Actualités

Edito

Retour
Phitrust

La loi PACTE, une vraie avancée pour les actionnaires ?

La loi PACTE, en cours de discussion au Parlement et au Sénat, va incontestablement créer un nouveau cadre pour les entreprises et leurs parties prenantes, ce qui constitue une réelle nouveauté. Mais elle peut aussi créer des zones d’incertitude ou de flou…

L’incertitude a amené de nombreux acteurs à réagir, avec plus ou moins de force, face aux propositions de l’exécutif. Le nombre d’amendements déposés en est la preuve. Si l’on regarde cette loi du point de vue de l’actionnaire/épargnant, deux points ont animé les débats :

– l’introduction dans le Code civil d’une obligation de prise en compte des contraintes sociales et environnementales est pour certains la prise en compte d’une réalité qu’affrontent aujourd’hui de nombreuses entreprises. Pour d’autres (parmi lesquels de nombreux juristes), elle introduit la possibilité pour toute partie prenante (salariés, associations, clients, fournisseurs, actionnaires…) de demander des comptes aux sociétés si elles ne respectent pas une législation ou des contraintes environnementales…

– la possibilité pour les entreprises de décrire dans leurs statuts leur mission, appelée « raison d’être » dans le rapport Notat/Senard est une vraie avancée pour les entreprises qui veulent (ou peuvent) s’engager dans une dynamique de changement positive pour la société. Pour d’autres, elle est contraire à l’intérêt même de la société qui regroupe des associés et n’a d’autre mission que de servir l’intérêt de ces mêmes associés (actionnaires).
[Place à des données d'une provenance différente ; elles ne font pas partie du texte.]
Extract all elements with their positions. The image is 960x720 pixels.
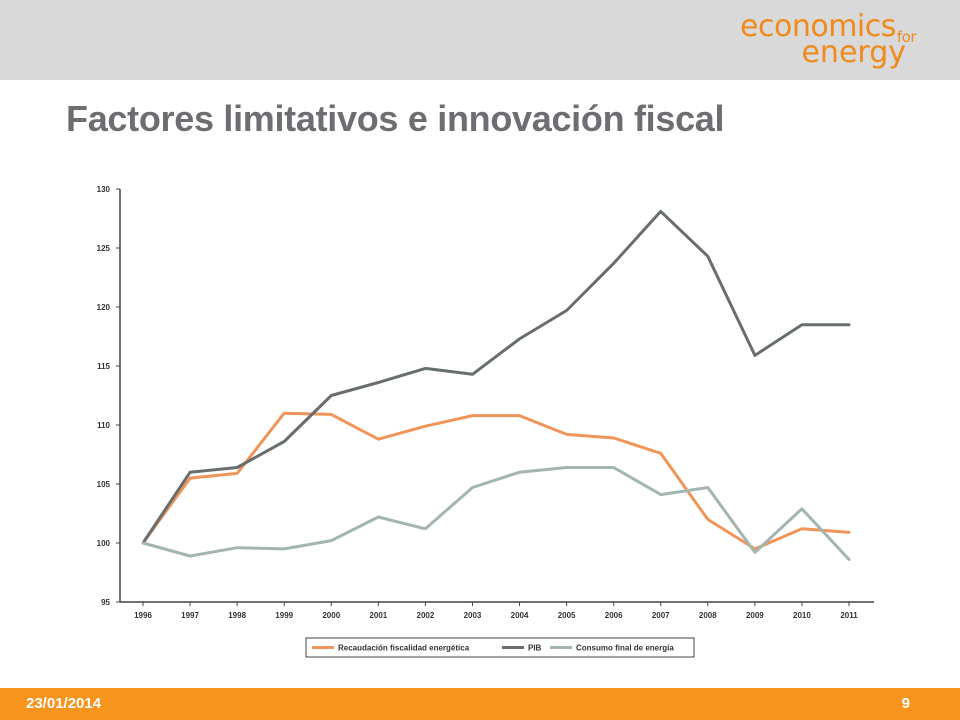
legend-label-recaudacion: Recaudación fiscalidad energética <box>338 644 470 653</box>
footer-date: 23/01/2014 <box>26 695 102 712</box>
x-tick-label: 2006 <box>605 611 623 620</box>
x-tick-label: 1996 <box>134 611 152 620</box>
logo-word-for: for <box>896 28 917 46</box>
x-tick-label: 2007 <box>652 611 670 620</box>
chart-legend: Recaudación fiscalidad energética PIB Cons… <box>305 637 695 658</box>
y-tick-label: 105 <box>97 480 111 489</box>
x-tick-label: 2010 <box>793 611 811 620</box>
x-tick-label: 2011 <box>840 611 858 620</box>
x-tick-label: 2003 <box>464 611 482 620</box>
y-tick-label: 115 <box>97 362 110 371</box>
x-tick-label: 2004 <box>511 611 529 620</box>
slide-title: Factores limitativos e innovación fiscal <box>66 98 725 139</box>
x-tick-label: 2005 <box>558 611 576 620</box>
economics-for-energy-logo: economicsfor energy <box>740 12 916 68</box>
series-line-pib <box>141 209 851 545</box>
line-chart: 95 100 105 110 115 120 125 130 1996 1997 1998 1999 2… <box>97 185 874 658</box>
header-bar: economicsfor energy <box>0 0 960 80</box>
page-number: 9 <box>901 695 910 712</box>
x-tick-label: 2000 <box>322 611 340 620</box>
logo-word-energy: energy <box>801 35 906 70</box>
x-tick-label: 2002 <box>417 611 435 620</box>
x-tick-label: 2008 <box>699 611 717 620</box>
logo-word-economics: economics <box>740 9 896 44</box>
series-line-recaudacion <box>141 411 851 551</box>
y-tick-label: 100 <box>97 539 111 548</box>
y-tick-label: 95 <box>101 598 110 607</box>
x-tick-label: 1998 <box>228 611 246 620</box>
x-tick-label: 2009 <box>746 611 764 620</box>
x-tick-label: 2001 <box>369 611 387 620</box>
x-tick-label: 1997 <box>181 611 199 620</box>
y-tick-label: 130 <box>97 185 111 194</box>
y-tick-label: 120 <box>97 303 111 312</box>
chart-axes: 95 100 105 110 115 120 125 130 1996 1997 1998 1999 2… <box>97 185 874 620</box>
y-tick-label: 110 <box>97 421 110 430</box>
series-line-consumo <box>141 466 851 561</box>
chart-series <box>141 209 851 561</box>
legend-label-pib: PIB <box>528 644 542 653</box>
y-tick-label: 125 <box>97 244 111 253</box>
x-tick-label: 1999 <box>275 611 293 620</box>
footer-bar: 23/01/2014 9 <box>0 688 960 720</box>
legend-box <box>305 637 695 658</box>
legend-label-consumo: Consumo final de energía <box>576 644 674 653</box>
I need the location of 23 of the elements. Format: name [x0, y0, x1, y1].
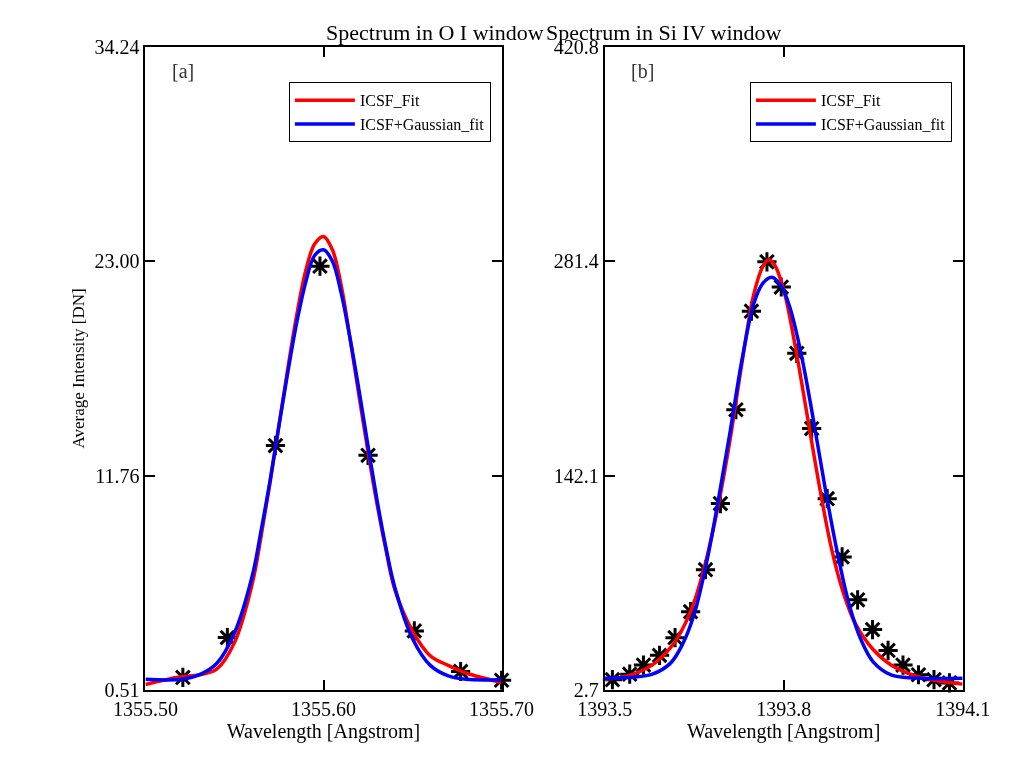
y-tick-label: 281.4 — [553, 250, 599, 273]
point — [846, 588, 869, 611]
point — [308, 255, 332, 278]
legend-label: ICSF_Fit — [359, 92, 421, 110]
x-tick-label: 1394.1 — [935, 697, 991, 720]
legend-label: ICSF+Gaussian_fit — [359, 116, 485, 134]
y-tick-label: 11.76 — [95, 464, 140, 487]
legend-label: ICSF+Gaussian_fit — [820, 116, 946, 134]
point — [876, 639, 900, 662]
y-tick-label: 34.24 — [94, 35, 140, 58]
y-axis-title: Average Intensity [DN] — [68, 288, 88, 449]
x-axis-title: Wavelength [Angstrom] — [686, 719, 881, 743]
x-tick-label: 1355.70 — [469, 697, 535, 720]
point — [861, 618, 884, 641]
x-tick-label: 1355.60 — [291, 697, 357, 720]
x-axis-title: Wavelength [Angstrom] — [226, 719, 421, 743]
y-tick-label: 142.1 — [553, 464, 599, 487]
annotation: [b] — [631, 60, 655, 82]
y-tick-label: 23.00 — [94, 250, 140, 273]
x-tick-label: 1393.8 — [756, 697, 812, 720]
annotation: [a] — [172, 60, 195, 82]
legend-label: ICSF_Fit — [820, 92, 882, 110]
chart-title: Spectrum in O I window — [326, 20, 544, 45]
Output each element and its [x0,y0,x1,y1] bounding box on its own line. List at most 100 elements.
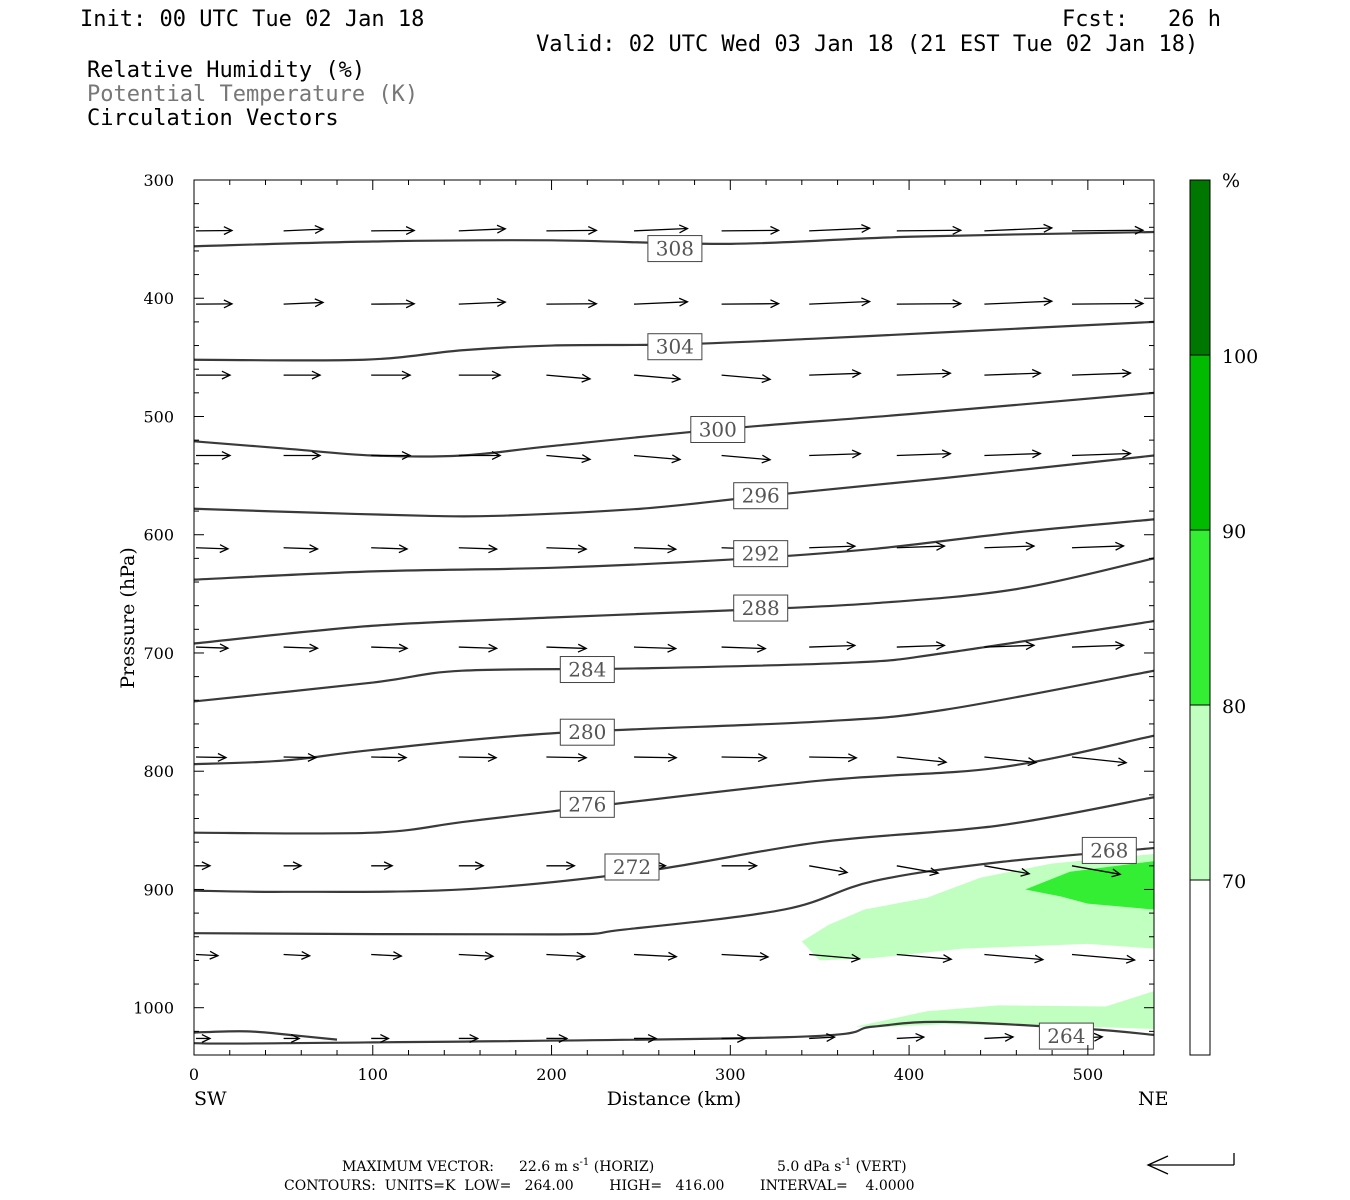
contour-label-288: 288 [742,596,780,620]
circulation-vector [721,454,772,464]
circulation-vector [546,861,576,871]
circulation-vector [1071,299,1145,309]
circulation-vector [1071,865,1122,878]
circulation-vector [633,544,678,554]
circulation-vector [721,299,781,309]
field-vectors-title: Circulation Vectors [87,106,339,131]
contour-label-box-268 [1081,836,1137,864]
contour-label-272: 272 [613,855,651,879]
circulation-vector [809,449,862,459]
field-theta-title: Potential Temperature (K) [87,82,418,107]
theta-contour-extra [194,1030,338,1041]
rh-region-70-80 [855,991,1154,1029]
circulation-vector [458,643,499,653]
circulation-vector [371,861,394,871]
circulation-vector [371,451,412,461]
contour-label-280: 280 [568,720,606,744]
circulation-vector [458,370,502,380]
contour-label-box-308 [647,235,703,263]
circulation-vector [458,753,498,763]
theta-contour-280 [194,669,1154,766]
circulation-vector [458,544,499,554]
x-tick-label-0: 0 [189,1065,199,1084]
circulation-vector [633,643,678,653]
circulation-vector [196,451,232,461]
circulation-vector [283,224,325,234]
circulation-vector [371,370,412,380]
circulation-vector [283,370,322,380]
circulation-vector [721,952,770,962]
circulation-vector [1071,225,1145,235]
circulation-vector [196,370,232,380]
contour-label-268: 268 [1090,838,1128,862]
circulation-vector [195,299,234,309]
theta-contour-276 [194,734,1154,835]
circulation-vector [283,752,318,762]
circulation-vector [195,643,230,653]
circulation-vector [809,541,857,551]
colorbar-segment [1190,180,1210,355]
circulation-vector [195,226,234,236]
contour-label-box-264 [1038,1022,1094,1050]
circulation-vector [984,641,1036,651]
x-tick-label-400: 400 [894,1065,925,1084]
circulation-vector [546,1033,569,1043]
circulation-vector [809,753,858,763]
x-axis-left-end: SW [194,1088,227,1110]
theta-contour-292 [194,518,1154,581]
circulation-vector [809,369,862,379]
contour-label-304: 304 [656,335,694,359]
colorbar-frame [1189,179,1211,1056]
circulation-vector [1071,368,1132,378]
circulation-vector [809,1033,837,1043]
contour-label-284: 284 [568,658,606,682]
y-tick-label-800: 800 [143,762,174,781]
contour-label-292: 292 [742,542,780,566]
init-time: Init: 00 UTC Tue 02 Jan 18 [80,7,424,32]
contour-label-box-296 [733,482,789,510]
max-vector-horizontal: 22.6 m s-1 (HORIZ) [519,1157,654,1175]
contour-label-box-272 [604,853,660,881]
circulation-vector [633,753,678,763]
contour-label-300: 300 [699,417,737,441]
circulation-vector [896,299,963,309]
circulation-vector [984,368,1042,378]
circulation-vector [283,643,320,653]
y-tick-label-900: 900 [143,880,174,899]
circulation-vector [896,1032,926,1042]
circulation-vector [633,1033,658,1043]
circulation-vector [546,225,598,235]
colorbar-level-70: 70 [1222,871,1246,893]
circulation-vector [896,953,953,964]
colorbar-level-80: 80 [1222,696,1246,718]
forecast-hour: Fcst: 26 h [1062,7,1221,32]
circulation-vector [283,298,325,308]
circulation-vector [283,861,303,871]
circulation-vector [195,752,228,762]
circulation-vector [984,449,1042,459]
circulation-vector [1071,449,1132,459]
circulation-vector [984,756,1038,767]
circulation-vector [1071,641,1126,651]
field-rh-title: Relative Humidity (%) [87,58,365,83]
circulation-vector [283,1033,301,1043]
circulation-vector [984,865,1031,877]
theta-contour-304 [194,320,1154,362]
theta-contour-268 [194,846,1154,936]
circulation-vector [546,544,588,554]
contour-label-box-284 [559,656,615,684]
x-axis: 0 100 200 300 400 500 [189,180,1125,1084]
y-tick-label-300: 300 [143,171,174,190]
circulation-vector [721,753,768,763]
x-tick-label-200: 200 [536,1065,567,1084]
circulation-vector [984,297,1054,307]
colorbar-level-90: 90 [1222,521,1246,543]
circulation-vector [896,865,940,877]
contour-label-box-288 [733,594,789,622]
circulation-vector [984,1032,1015,1042]
contour-label-276: 276 [568,792,606,816]
circulation-vector [896,449,952,459]
circulation-vector [458,1033,480,1043]
contour-info: CONTOURS: UNITS=K LOW= 264.00 HIGH= 416.… [284,1178,915,1194]
circulation-vector [546,951,587,961]
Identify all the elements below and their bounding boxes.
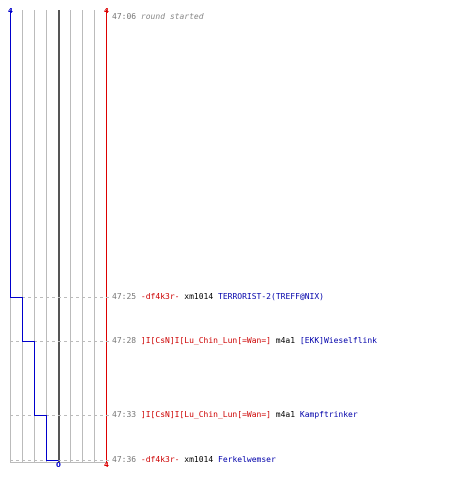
event-victim: Ferkelwemser xyxy=(218,455,276,464)
score-bottom-right: 4 xyxy=(104,461,109,469)
event-kill: 47:36 -df4k3r- xm1014 Ferkelwemser xyxy=(112,455,276,465)
event-weapon: xm1014 xyxy=(184,455,214,464)
event-killer: ]I[CsN]I[Lu_Chin_Lun[=Wan=] xyxy=(140,336,271,345)
score-top-right: 4 xyxy=(104,7,109,15)
event-kill: 47:25 -df4k3r- xm1014 TERRORIST-2(TREFF@… xyxy=(112,292,324,302)
event-status: round started xyxy=(140,12,204,21)
event-victim: TERRORIST-2(TREFF@NIX) xyxy=(218,292,324,301)
event-weapon: xm1014 xyxy=(184,292,214,301)
event-kill: 47:33 ]I[CsN]I[Lu_Chin_Lun[=Wan=] m4a1 K… xyxy=(112,410,358,420)
event-round-start: 47:06 round started xyxy=(112,12,204,22)
score-bottom-center: 0 xyxy=(56,461,61,469)
score-top-left: 4 xyxy=(8,7,13,15)
event-victim: [EKK]Wieselflink xyxy=(299,336,377,345)
event-time: 47:25 xyxy=(112,292,137,301)
event-time: 47:06 xyxy=(112,12,137,21)
team-a-score-line xyxy=(10,10,59,461)
event-weapon: m4a1 xyxy=(275,336,296,345)
event-killer: ]I[CsN]I[Lu_Chin_Lun[=Wan=] xyxy=(140,410,271,419)
event-time: 47:33 xyxy=(112,410,137,419)
event-time: 47:28 xyxy=(112,336,137,345)
event-killer: -df4k3r- xyxy=(140,292,180,301)
event-kill: 47:28 ]I[CsN]I[Lu_Chin_Lun[=Wan=] m4a1 [… xyxy=(112,336,377,346)
event-killer: -df4k3r- xyxy=(140,455,180,464)
event-time: 47:36 xyxy=(112,455,137,464)
event-victim: Kampftrinker xyxy=(299,410,358,419)
event-weapon: m4a1 xyxy=(275,410,296,419)
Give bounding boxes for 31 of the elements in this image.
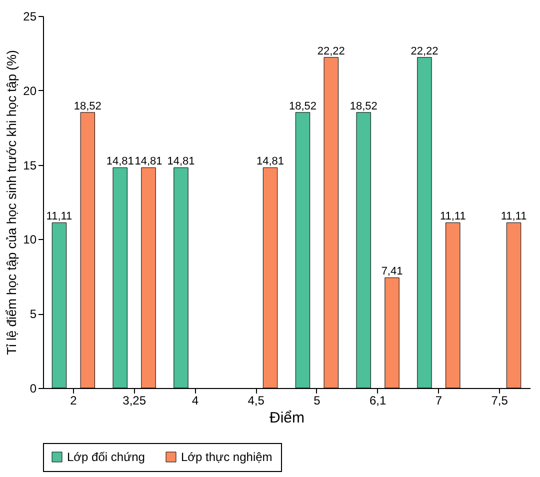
data-label: 18,52	[350, 100, 378, 112]
y-tick-label: 15	[23, 158, 37, 172]
x-tick-label: 2	[70, 394, 78, 408]
y-tick-label: 10	[23, 232, 37, 247]
legend-label: Lớp thực nghiệm	[181, 450, 272, 464]
y-axis-title: Tỉ lệ điểm học tập của học sinh trước khi học tập (%)	[4, 50, 20, 355]
legend-label: Lớp đối chứng	[67, 450, 145, 464]
y-tick-label: 5	[30, 307, 37, 322]
data-label: 14,81	[167, 156, 195, 168]
x-tick-label: 5	[314, 394, 321, 408]
data-label: 14,81	[106, 156, 134, 168]
x-tick-label: 4,5	[248, 394, 265, 408]
data-label: 22,22	[410, 45, 438, 58]
data-label: 18,52	[74, 100, 102, 112]
data-label: 11,11	[440, 210, 466, 223]
y-tick-label: 25	[23, 10, 37, 24]
data-label: 11,11	[46, 210, 72, 223]
x-tick-label: 3,25	[122, 394, 146, 408]
x-tick-label: 6,1	[369, 394, 386, 408]
data-label: 7,41	[381, 266, 403, 278]
y-tick-label: 0	[30, 382, 37, 396]
x-axis-title: Điểm	[269, 410, 305, 426]
data-label: 14,81	[256, 156, 284, 168]
x-tick-label: 7	[435, 394, 442, 408]
data-label: 22,22	[317, 45, 345, 58]
x-tick-label: 4	[192, 394, 199, 408]
data-label: 14,81	[134, 156, 162, 168]
x-tick-label: 7,5	[491, 394, 508, 408]
data-label: 11,11	[500, 210, 527, 223]
data-label: 18,52	[288, 100, 316, 112]
y-tick-label: 20	[23, 84, 37, 98]
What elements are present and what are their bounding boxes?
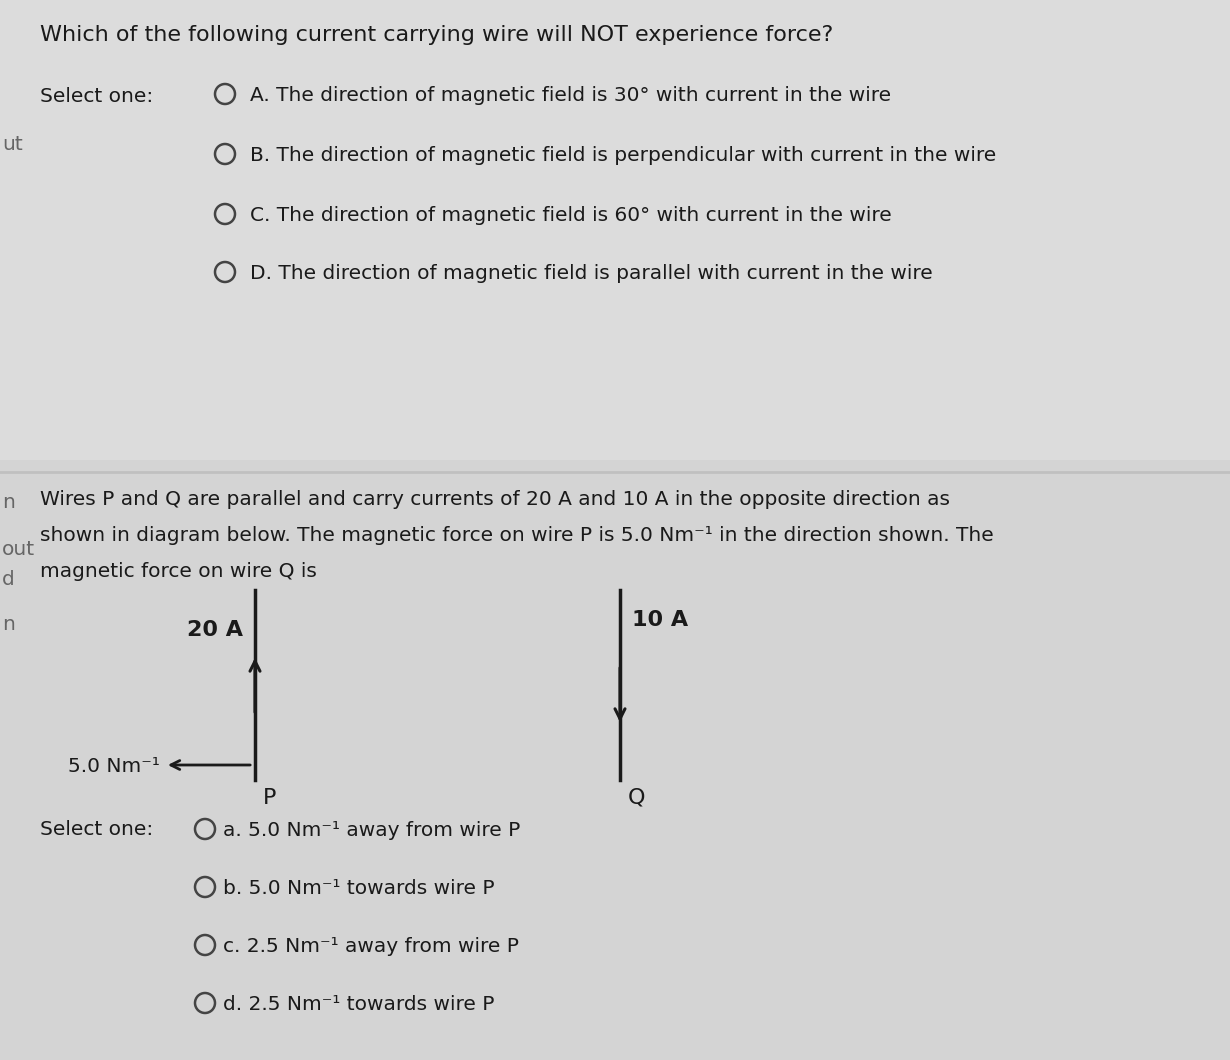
- Text: Wires P and Q are parallel and carry currents of 20 A and 10 A in the opposite d: Wires P and Q are parallel and carry cur…: [41, 490, 950, 509]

Plusieurs amendements ont été déposés par le Forum pour l’Investissement Responsable (FIR), reprenant des demandes de longue date des investisseurs institutionnels et de Proxinvest :

– les conseils de surveillance des FCPE ont rarement une autonomie de décision par rapport à la direction de la société… alors qu’ils représentent les salariés actionnaires : il est proposé qu’ils soient indépendants dans leurs décisions,

– les votes sur les conventions réglementées ne concernent pas celles de la société cotée avec ses petites filles ou avec certaines de ses sociétés holding. Il est proposé que les actionnaires votent en ayant une vision claire et transparente de toutes les conventions entre parties liées,

– les dépôts de résolution demandent des seuils importants (de 0,5% à 5% du capital) : il est proposé de le diminuer pour favoriser le dépôt de résolution d’actionnaires,

– il est difficile de savoir si son vote a bien été pris en compte lors d’une AG : il est proposé que cela soit communiqué systématiquement aux actionnaires.

Toutes ces demandes semblent légitimes. Elles sont pourtant vues par certaines sociétés et organisations patronales comme une remise en cause de l’organisation actuelle de la démocratie actionnariale, alors même qu’elles ne cherchent qu’à faciliter le dialogue pour que les actionnaires redeviennent des actionnaires assumant leurs responsabilités.

C’est bien l’objet de la nouvelle directive européenne « droit des actionnaires » qui stipule que tous les investisseurs institutionnels ont une responsabilité fiduciaire vis-à-vis de leurs mandants, et doivent ainsi « s’engager » vis-à-vis des sociétés de leur portefeuille pour qu’elles prennent en compte leurs recommandations. Changement d’époque pour les dirigeants des sociétés cotées, qui préfèrent agir comme ils le souhaitent et craignent une « ingérence » des actionnaires…

Depuis 15 ans Phitrust agit de façon constructive auprès des sociétés de son portefeuille sur les enjeux environnementaux, sociaux et de gouvernance (ESG). Le dialogue positif qu’elle conduit permet d’avancer sur de nombreux sujets. Espérons que le législateur aura à cœur de permettre aux actionnaires de mieux se faire entendre, ce qui est un moyen de faire progresser nos entreprises afin qu’elles répondent aux enjeux de notre monde actuel.